Böyle yazınca kiralık daire gibi göründü gözüme. Gerçekten uğursuz mu ne? 

Okumadan yazmak, dolmadan taşmak gibi. Okumadığım bir gün... Dolmadım ki taşayım. 

Dün bir takipçi 😉🤪 susmanın cesaretinden bahsettiydi, kesin ondan dilim lâl oldu

Yıldız Ramazanoğlu yazmayı hayatın içerisinde bir yarma harekatına benzetiyor. Özellikle kadınlar için. Sürdürülmesi gereken işler dört bir yandan etrafınızı sarmışken oradan bir yol bulup çıkmak ve bir alan açmak. 

Bu zor gibi görünse de aslında besleyicidir de. Doğru bir açıyla bakıldığında yaşanan her şey bir malzemedir çünkü. Otomatiğe bağlanan ve düşünmeden yapılan bedensel işler de üzerinde çalışılan konuya dair zihinsel derinlik kazanmak için zemin hazırlar. 

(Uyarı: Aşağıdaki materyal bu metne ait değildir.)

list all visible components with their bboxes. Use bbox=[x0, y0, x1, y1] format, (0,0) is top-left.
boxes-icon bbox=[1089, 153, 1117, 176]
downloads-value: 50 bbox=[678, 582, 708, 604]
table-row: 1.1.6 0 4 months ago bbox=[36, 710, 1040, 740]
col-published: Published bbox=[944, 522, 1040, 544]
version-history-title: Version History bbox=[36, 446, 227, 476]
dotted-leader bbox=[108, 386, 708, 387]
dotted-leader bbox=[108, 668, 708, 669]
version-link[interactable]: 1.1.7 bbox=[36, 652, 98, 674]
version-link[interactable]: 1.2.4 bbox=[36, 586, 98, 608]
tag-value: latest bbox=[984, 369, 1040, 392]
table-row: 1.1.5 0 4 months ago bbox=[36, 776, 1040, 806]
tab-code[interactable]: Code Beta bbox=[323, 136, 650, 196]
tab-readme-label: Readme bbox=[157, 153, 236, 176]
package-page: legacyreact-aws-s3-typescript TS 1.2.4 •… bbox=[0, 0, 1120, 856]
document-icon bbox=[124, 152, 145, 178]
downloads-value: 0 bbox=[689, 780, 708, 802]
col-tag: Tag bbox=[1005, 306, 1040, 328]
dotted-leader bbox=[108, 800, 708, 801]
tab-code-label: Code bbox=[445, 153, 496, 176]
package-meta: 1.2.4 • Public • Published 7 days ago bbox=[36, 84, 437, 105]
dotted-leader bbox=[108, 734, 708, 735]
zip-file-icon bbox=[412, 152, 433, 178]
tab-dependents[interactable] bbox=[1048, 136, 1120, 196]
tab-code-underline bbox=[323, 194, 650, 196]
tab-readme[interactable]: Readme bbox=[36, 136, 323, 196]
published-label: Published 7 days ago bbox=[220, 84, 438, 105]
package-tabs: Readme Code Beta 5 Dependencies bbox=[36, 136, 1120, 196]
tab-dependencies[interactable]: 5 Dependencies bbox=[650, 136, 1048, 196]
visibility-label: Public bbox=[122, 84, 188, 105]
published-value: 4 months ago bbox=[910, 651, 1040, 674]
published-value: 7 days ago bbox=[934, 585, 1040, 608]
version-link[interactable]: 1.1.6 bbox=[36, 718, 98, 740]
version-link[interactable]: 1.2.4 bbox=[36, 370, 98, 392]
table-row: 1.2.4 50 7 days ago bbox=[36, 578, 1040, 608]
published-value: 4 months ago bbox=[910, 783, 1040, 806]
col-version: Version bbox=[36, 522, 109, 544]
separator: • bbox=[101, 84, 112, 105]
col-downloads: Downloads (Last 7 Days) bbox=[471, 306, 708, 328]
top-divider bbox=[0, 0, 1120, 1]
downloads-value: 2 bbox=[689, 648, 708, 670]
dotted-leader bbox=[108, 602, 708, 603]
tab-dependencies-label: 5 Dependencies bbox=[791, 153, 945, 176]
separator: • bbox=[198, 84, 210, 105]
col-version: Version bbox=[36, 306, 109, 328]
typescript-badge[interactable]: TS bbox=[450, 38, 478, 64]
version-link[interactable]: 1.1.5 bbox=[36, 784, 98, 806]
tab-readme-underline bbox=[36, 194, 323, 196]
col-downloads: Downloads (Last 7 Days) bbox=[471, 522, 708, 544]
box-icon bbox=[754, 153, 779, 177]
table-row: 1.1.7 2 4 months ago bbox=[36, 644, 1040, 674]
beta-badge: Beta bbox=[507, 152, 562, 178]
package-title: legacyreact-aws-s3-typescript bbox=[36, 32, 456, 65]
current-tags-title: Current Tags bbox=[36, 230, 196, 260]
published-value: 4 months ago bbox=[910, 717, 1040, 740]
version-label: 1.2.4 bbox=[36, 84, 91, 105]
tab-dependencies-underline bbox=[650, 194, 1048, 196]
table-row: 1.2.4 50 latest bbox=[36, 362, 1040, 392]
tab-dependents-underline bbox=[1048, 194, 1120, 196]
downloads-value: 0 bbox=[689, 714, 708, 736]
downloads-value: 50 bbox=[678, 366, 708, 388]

Benim ilk mesleğim patoloji teknikerliği daha önce de söylemiştim. On yıl laboratuvarda çalıştım. Hoca (bu hoca prof ve dr olan hayatımdaki ilk hoca, dünkü hoca ile karışmasın lütfen), mikroskop başında tanı koymak için çalışırken hop diye kalkar kovaya su koyup yerleri paspas yapmaya başlardı.

Ben de kalkıp bir cam silsem balkon yıkasam, koştur koştur yemek yapsam ooo kim bilir neler gelecek aklıma. 

Gideyim de biraz iş yapayım, yarın daha coşkulu yazılar yazarım belki. Coşku içermeyen bir gün sanki kötü geçmiş gibi geliyor bazen. Kasayı ekside kapatmışız gibi. Bunlar hep dopamine  alışmanın yan tesirleri.